Doğanın eşsiz hediyelerinden birisi de hiç şüphesiz ceviz ağacıdır. Cevizin faydaları saymakla bitmez ama sadece meyvesiyle değil geçmişten bu güne kadar da birçok efsaneye konu olmuştur. Ağacın gizemleri bir türlü bitmiyor.
Bir ağaç efsanelere konu oluyor ve kutsallık mertebesine ulaşıyorsa bilin ki hem çok faydalı hem de çok çok uzun ömürlü bir ağaçtır. Halk arasında biraz da korkutan bir ağaçtır.

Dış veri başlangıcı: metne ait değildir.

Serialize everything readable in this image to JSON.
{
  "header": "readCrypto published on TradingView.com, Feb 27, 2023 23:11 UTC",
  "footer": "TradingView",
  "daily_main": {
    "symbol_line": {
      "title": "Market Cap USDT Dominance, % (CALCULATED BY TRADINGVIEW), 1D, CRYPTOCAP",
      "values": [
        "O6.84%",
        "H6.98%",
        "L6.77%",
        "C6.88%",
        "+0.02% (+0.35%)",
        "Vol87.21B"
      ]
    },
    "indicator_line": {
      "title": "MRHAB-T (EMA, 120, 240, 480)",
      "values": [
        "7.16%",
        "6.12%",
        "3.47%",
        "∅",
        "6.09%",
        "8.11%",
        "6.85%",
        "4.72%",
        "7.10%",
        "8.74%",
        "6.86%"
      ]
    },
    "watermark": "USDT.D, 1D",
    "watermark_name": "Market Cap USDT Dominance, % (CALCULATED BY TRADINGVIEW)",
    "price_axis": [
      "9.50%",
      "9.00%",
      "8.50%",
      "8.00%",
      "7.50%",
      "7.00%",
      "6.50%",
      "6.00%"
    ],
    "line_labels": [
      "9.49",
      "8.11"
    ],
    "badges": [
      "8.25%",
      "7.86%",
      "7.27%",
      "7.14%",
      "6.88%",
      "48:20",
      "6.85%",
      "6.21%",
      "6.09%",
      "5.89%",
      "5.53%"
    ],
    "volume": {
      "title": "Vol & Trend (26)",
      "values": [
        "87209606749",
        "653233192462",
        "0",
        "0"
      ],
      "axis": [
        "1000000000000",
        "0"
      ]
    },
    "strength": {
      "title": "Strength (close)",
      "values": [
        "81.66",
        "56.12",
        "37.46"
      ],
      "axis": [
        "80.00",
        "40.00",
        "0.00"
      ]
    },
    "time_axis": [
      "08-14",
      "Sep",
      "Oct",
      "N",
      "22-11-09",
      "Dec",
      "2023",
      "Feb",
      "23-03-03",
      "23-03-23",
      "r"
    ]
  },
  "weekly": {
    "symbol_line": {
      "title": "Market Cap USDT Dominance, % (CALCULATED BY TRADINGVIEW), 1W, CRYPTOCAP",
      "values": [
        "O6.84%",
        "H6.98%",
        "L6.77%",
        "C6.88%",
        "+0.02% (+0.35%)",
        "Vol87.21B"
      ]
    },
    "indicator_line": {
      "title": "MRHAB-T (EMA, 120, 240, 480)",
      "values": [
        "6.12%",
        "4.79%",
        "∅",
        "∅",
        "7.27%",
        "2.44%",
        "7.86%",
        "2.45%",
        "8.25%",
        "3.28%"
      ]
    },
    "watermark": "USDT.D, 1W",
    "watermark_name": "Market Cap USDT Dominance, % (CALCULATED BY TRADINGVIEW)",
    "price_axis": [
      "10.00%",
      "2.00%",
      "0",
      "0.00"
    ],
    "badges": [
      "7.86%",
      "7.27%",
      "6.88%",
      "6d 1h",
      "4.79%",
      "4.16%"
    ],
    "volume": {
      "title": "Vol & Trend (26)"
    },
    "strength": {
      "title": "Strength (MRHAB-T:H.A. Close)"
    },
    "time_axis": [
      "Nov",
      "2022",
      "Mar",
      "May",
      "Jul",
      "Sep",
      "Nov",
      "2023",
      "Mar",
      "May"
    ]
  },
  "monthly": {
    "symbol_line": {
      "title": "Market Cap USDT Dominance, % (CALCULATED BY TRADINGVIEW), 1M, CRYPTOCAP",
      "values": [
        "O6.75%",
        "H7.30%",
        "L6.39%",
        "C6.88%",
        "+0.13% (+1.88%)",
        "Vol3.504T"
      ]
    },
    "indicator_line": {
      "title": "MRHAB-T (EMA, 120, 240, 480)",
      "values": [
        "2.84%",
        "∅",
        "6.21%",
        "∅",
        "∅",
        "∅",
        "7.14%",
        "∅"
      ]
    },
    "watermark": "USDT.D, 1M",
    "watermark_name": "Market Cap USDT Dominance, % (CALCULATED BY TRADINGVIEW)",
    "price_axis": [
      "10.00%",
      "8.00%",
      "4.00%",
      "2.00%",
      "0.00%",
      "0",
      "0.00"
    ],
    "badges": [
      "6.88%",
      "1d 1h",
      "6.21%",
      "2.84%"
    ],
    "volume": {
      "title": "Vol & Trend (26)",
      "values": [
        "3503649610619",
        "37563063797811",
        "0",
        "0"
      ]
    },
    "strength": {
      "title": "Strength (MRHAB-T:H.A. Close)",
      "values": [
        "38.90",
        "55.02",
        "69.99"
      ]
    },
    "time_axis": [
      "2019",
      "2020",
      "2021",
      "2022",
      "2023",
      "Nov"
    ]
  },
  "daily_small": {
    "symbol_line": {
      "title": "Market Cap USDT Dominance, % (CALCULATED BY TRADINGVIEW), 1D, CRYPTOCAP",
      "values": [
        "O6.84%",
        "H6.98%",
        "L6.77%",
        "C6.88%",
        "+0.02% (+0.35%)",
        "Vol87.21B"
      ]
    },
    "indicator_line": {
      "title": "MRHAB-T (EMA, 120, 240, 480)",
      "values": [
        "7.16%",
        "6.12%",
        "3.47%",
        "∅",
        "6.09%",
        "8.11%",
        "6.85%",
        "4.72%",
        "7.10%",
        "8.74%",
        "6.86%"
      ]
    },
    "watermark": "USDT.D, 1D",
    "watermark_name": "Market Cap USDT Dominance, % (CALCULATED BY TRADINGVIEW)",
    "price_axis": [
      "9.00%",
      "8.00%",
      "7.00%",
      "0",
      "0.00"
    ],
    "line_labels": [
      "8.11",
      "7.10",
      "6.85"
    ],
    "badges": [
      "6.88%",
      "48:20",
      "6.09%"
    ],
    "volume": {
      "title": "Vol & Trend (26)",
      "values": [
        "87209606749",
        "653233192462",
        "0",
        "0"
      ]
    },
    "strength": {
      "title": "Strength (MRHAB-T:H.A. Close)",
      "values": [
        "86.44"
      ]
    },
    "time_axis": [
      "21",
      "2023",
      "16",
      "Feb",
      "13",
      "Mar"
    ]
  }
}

Ülkenin her yerinde kolaylıkla yetişen bir ağaç türü olarak bahsedilse de, yetiştiriciliği o kadar kolay değil. Çocukken dedem bir ara cevize takmıştı. Yıllarca uğraştıktan sonra bir tanesi birkaç senede evin boyunu aşınca evin temeline zarar verecek diye kesmek zorunda kalmıştı. Ceviz ağacı çift taraflı büyüyen bir ağaç, o yüzden dikilen yere çok dikkat edilmesi gerekiyor. Bu özelliği ile erozyonla mücadelede çok etkili bir ağaçtır. Biran da bu kadar büyümesi dallanıp budaklanması bile çok ilginç.
Bir şehir efsanesi haline gelen başka bir konu da hakkında söylenenler ve uyarılar; illaki bir yerlerde duymuşsunuzdur “Ceviz ağacının gölgesinde uyunmaz, etrafında başka bitki yetişmez…” hatta en ilginci cevizin şekli beyne benzetilir ve beyin sağlığına iyi gelen vitaminleri bünyesinde barındırır.
Ceviz ağacının sülfür gazı salgıladığı ve bu yüzdende altında oturan insanları sersemlettiği iddia ediliyordu ama ceviz ağacı sülfür gazı değil de juglon maddesi salgıladığını bilim insanları duyurdu. Bu maddenin de insan sağlığına herhangi bir zararı olmadığı açıklandı. Bilim bunu söylüyor.
Bense her ceviz ağacı gördüğümde bu ağaçları Yüzüklerin Efendisi’ndeki yürüyen ağaçlara benzetiyorum. Sanki birazcık daha baksam hareket edecek gibi geliyor. O yüzden juglon, sülfür adı fark etmiyor ağacın bir şeyler salgıladığı ve insanı etkilediğine eminim. Gördüğümü göremeyebilirsiniz ama o sersemletici etkisini ağırlaştığınızı hissedeceksiniz.
Ceviz ağacı uzun ömürlü ve dayanıklı yapısı sayesinde mobilya sektöründe de tercih edilen bir ağaç türüdür. Marangozlar bu ağacı işlerken ağacın gövdesinde hayvan ve insan figürlerine rastladılar. Efsaneye göre ağaç budaklarını oluştururken etrafında ne görüyorsa budağa onun resmini oluşturuyor. Bir sürü çekilmiş fotoğraf da mevcut.
Ağaçların da bir ruhu olduğuna inandığım için bu görüntüler çok çılgınca gelmedi. Bence en büyük yanılgı resim yapmanın insana özgü bir davranış olduğuna inanılmasıdır. Mesela bulutlara baktığınızda sanki insan elinden çıkmışçasına figürler görebilirsiniz. Bulutlar resim çizer. Dağlara bakın birçoğunun adı görünüşünden gelir mesela Kaş ta bulunan Uyuyan Dev Dağı; dağlar resim çizer. Denizlere, göllere yukarıdan bakın illaki üzerinde bir şekil görürsünüz onlarda birer resim. Özellikle ceviz ağacı üzerinde bulunmuş bu resimler ama doğada birçok ağaçta da resimlere rastlarsınız. Ağaçlar resim çizebilir. Hatta diyebilirim ki doğa insandan çok daha yetenekli bir ressam. Sadece bakmak değil görmek lazım.